Was der Dreame Mova 1000 kann
Das Besondere am Dreame Mova 1000 ist seine Navigation: Statt eines Begrenzungskabels oder einer RTK-Basisstation setzt Dreame auf 3D-LiDAR. Ein Laserscanner erfasst die Umgebung bis zu 30 Meter weit in 360 Grad und kartiert dabei zentimetergenau. Beim ersten Durchlauf erstellt der Mähroboter eine präzise 3D-Karte des Gartens, die sich anschließend per App anpassen lässt. Virtuelle Grenzen und Sperrzonen sind schnell gesetzt, eine aufwendige Installation entfällt komplett.
Auch bei schwierigem Gelände macht der Mova 1000 eine gute Figur: Er bewältigt Steigungen bis zu 45 Prozent und kommt dank verstärkter Geländeräder auch auf unebenem Untergrund zuverlässig voran. Haustiere und Gartenmöbel erkennt der Mäher über eine smarte Hindernisvermeidung mit Künstlicher Intelligenz.
Was Käufer über den Mova 1000 sagen
Amazons Kundenbewertungen bestätigen das „Sehr gut“-Testurteil von Connect weitgehend: Käufer loben vor allem das saubere, gleichmäßige Schnittbild und die überraschend einfache Einrichtung. Auch in komplexeren Gärten arbeite der Dreame Mova 1000 zuverlässig und präzise. Gemischte Meinungen gibt es zur Akkulaufzeit – wer einen sehr großen Garten hat und den Mäher täglich im Dauereinsatz braucht, sollte das im Blick behalten.
Ein Schwachpunkt
An Rasenkanten mäht der Dreame Mova 1000 nicht ganz bis zum Rand – das bemängeln einige Nutzer. Allerdings gilt das für praktisch jeden Mähroboter auf dem Markt: Wer einen wirklich blitzsauberen Abschluss an Beeten oder Zaunpfählen will, kommt um einen Rasentrimmer ohnehin nicht herum.
Drei kabellose Mähroboter, drei Preisstufen
Wer ein kleineres Budget oder einen kleineren Garten hat, findet beim Mammotion Yuka Mini 2 eine starke Alternative: Der aktuelle Bestseller navigiert per KI-gestützter Drei-Kamera-Bildverarbeitung, mäht Flächen bis 500 m² und ist bis zum 14. Mai für 599 Euro zu haben – statt UVP 899 Euro.

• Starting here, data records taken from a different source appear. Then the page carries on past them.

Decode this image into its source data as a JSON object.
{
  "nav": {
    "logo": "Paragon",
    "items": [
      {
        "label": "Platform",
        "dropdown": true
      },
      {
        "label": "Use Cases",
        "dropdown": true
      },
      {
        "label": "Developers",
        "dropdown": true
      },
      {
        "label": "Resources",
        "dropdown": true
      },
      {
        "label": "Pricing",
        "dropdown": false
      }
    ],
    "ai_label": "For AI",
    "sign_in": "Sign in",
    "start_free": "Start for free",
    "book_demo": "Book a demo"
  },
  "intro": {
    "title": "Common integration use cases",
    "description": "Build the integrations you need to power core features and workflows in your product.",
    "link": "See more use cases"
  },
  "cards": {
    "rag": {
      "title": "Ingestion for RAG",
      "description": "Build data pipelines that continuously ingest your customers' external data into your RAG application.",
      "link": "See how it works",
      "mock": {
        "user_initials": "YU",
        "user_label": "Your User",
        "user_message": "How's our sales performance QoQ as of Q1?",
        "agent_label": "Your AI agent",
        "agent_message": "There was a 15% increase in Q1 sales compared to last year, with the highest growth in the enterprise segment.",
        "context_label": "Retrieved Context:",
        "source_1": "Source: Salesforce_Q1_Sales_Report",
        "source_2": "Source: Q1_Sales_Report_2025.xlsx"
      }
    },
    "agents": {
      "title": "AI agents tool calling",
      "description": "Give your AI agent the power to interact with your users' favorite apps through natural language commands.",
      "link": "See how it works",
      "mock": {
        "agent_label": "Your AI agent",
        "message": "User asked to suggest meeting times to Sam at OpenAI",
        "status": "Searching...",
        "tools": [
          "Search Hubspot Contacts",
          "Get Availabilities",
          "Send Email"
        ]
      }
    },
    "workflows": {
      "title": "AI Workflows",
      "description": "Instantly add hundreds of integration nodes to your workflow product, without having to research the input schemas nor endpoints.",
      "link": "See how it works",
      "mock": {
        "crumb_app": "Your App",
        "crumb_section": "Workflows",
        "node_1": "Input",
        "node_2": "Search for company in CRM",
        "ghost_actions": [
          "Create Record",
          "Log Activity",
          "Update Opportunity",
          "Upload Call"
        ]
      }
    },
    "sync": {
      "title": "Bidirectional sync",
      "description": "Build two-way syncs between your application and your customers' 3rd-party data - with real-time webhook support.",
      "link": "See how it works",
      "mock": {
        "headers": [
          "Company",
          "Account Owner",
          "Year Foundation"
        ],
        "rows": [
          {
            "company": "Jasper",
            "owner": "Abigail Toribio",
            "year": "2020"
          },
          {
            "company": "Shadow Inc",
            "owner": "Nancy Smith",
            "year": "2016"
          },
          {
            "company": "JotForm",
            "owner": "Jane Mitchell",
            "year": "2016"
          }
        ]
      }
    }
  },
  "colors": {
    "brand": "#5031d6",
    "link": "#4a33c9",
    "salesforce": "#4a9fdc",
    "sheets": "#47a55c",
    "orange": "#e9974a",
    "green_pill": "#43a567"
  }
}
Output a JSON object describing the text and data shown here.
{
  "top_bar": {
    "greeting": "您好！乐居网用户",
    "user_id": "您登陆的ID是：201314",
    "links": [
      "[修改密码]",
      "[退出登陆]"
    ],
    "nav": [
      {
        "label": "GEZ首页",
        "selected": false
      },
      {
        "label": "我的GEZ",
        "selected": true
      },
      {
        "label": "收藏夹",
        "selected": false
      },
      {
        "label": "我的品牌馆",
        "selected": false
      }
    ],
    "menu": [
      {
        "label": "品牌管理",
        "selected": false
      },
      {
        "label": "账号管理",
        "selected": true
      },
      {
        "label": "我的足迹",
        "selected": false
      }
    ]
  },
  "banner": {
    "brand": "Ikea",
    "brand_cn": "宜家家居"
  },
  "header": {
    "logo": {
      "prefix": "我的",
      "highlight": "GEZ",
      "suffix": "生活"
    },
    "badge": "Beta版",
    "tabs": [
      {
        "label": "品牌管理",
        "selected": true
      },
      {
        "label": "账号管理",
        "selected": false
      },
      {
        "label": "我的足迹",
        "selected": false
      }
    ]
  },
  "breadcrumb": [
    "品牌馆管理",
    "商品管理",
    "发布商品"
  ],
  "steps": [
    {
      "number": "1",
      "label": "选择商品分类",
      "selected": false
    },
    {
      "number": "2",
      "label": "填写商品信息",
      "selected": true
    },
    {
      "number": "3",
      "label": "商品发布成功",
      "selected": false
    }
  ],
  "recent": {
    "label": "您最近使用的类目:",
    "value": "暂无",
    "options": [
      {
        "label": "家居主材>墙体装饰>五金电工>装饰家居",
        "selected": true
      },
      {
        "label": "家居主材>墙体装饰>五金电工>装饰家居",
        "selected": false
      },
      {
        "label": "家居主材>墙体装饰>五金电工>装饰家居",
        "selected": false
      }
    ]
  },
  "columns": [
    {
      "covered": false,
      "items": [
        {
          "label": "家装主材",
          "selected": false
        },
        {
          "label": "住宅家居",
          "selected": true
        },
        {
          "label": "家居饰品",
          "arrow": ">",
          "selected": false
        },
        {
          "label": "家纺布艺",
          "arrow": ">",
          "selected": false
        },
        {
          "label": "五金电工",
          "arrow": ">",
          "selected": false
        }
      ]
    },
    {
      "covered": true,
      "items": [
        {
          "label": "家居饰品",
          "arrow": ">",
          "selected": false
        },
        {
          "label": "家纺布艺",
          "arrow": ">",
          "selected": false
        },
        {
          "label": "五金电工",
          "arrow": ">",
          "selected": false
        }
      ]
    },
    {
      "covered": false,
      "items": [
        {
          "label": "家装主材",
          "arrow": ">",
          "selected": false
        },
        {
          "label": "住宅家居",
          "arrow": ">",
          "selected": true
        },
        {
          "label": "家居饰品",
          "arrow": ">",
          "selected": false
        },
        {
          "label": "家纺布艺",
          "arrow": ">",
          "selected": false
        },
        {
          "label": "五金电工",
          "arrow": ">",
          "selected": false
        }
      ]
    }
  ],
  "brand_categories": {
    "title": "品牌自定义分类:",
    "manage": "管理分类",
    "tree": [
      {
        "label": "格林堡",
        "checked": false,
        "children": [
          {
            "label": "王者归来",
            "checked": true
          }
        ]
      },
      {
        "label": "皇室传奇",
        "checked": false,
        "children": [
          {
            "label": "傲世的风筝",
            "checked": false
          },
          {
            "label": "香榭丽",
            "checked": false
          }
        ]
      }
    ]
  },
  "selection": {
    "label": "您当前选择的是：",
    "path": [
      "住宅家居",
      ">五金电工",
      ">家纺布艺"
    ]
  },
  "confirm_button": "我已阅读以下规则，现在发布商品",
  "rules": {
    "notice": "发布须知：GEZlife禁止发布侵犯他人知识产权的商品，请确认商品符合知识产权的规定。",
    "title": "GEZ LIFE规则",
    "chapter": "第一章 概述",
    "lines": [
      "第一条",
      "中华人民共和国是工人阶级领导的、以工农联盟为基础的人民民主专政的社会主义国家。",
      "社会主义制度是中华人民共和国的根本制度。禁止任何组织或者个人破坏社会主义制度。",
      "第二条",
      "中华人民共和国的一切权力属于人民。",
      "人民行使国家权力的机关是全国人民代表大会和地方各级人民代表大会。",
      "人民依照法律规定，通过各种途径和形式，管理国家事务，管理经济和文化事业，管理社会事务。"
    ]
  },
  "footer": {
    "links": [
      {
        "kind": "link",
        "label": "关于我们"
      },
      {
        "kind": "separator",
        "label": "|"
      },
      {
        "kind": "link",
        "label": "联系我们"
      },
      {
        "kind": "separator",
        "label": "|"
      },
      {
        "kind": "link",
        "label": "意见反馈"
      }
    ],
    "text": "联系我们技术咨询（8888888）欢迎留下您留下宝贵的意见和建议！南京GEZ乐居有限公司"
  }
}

Alle die mehr Fläche haben, oder extremes Gelände und maximale Navigationspräzision benötigen, schauen sich den Mammotion Luba Mini AWD an: Allradantrieb, Triple-Fusion-Navigation aus LiDAR, RTK und KI-Kamera, bis zu 80 Prozent Steigung, ausgelegt für 1500 m² Fläche. Bis zum 9. Mai ist er für 1399 Euro zu haben – statt UVP 2299 Euro.
Lohnt sich der Dreame Mova 1000?
Für Gärten bis 1000 m², bei denen eine aufwendige Kabelinstallation entfallen soll, ist der Mova 1000 derzeit einer der stärksten Kandidaten in seiner Preisklasse. 699 Euro für einen kabellosen LiDAR-Mähroboter mit Connect-Testnote „sehr gut“ und 4,3 Sternen aus rund 600 Bewertungen – das ist ein sehr guter Preis, so günstig wie nie seit Markteinführung im Februar. Wer beim derzeitigen Tiefstpreis-Angebot zuschlagen will, hat bis zum 11. Mai Zeit, allerdings nur, wenn der Amazon-Vorrat bis dahin reicht.